See the [demo program](demo/demo.py) for usage example. In detail, you should:

1. Write a function for running a single instance of the experiment.
The function may take any number of arguments as inputs.
It should return a dict with any number of arguments as outputs.
For example:

```
    def fair_division_algorithm(num_of_agents:int, num_of_items:int, threshold:float, criterion:str):
        # ...
        # Run the fair division algorithm with the given parameters
        # ...
        return {
            "runtime": runtime,
            "max_value": max(values),
            "min_value": min(values)
        }
```

2. Decide what ranges you want for your parameters, for example:

```
    input_ranges = {
        "num_of_agents": [2, 3, 4],
        "num_of_items": range(2,10),
        "threshold": [0.5],
        "criterion": ["proportionality", "envy-freeness"]
    }
```

3. Create an Experiment object. It takes as arguments the folder for the experiment results, the experiment file name, and the folder for backups:

```
    import experiments_csv
    ex = experiments_csv.Experiment("results/", "results.csv", "results/backups")
```

4. Run the experiment:

```
   ex.run(fair_division_algorithm, input_ranges)
```

This loops over all combinations of inputs in the ranges you passed, calls the single-instance function, and records the results in the given CSV file. The CSV file will have a column for every input and output (in the example: num_of_agents, num_of_items, threshold, criterion, runtime, min_value, max_value), and a single row for every run (the Cartesian product of the ranges in input_ranges).

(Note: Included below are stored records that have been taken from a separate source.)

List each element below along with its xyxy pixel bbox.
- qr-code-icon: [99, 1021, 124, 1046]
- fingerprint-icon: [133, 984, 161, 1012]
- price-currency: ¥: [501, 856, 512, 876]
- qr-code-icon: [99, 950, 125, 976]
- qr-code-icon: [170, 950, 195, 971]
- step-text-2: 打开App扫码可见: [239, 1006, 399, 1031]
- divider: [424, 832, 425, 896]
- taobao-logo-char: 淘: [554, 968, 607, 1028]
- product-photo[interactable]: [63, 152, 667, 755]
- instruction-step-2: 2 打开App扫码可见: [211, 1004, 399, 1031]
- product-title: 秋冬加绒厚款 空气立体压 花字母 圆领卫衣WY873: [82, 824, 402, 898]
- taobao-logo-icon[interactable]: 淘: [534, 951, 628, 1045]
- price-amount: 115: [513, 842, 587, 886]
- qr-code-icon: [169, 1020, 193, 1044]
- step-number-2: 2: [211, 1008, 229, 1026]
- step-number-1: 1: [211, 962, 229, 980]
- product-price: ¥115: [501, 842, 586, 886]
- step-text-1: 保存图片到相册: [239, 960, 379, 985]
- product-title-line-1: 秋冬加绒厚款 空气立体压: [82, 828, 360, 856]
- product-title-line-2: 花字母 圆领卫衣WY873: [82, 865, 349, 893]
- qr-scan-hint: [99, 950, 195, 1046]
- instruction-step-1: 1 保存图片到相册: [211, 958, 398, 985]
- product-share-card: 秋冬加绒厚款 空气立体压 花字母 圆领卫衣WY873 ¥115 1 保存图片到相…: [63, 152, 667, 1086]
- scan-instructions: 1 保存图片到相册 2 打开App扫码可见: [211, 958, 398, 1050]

If the experiment stops abruptly due to an error (or you have to stop it manually for some reason), you can re-run the same code, and it will not repeat the experiments with the combinations of arguments it already completed - it will only run the experiments for the combinations not done yet.

If you do want to restart the experiment from scratch, either manually delete the CSV file, or use a new CSV file with a different name.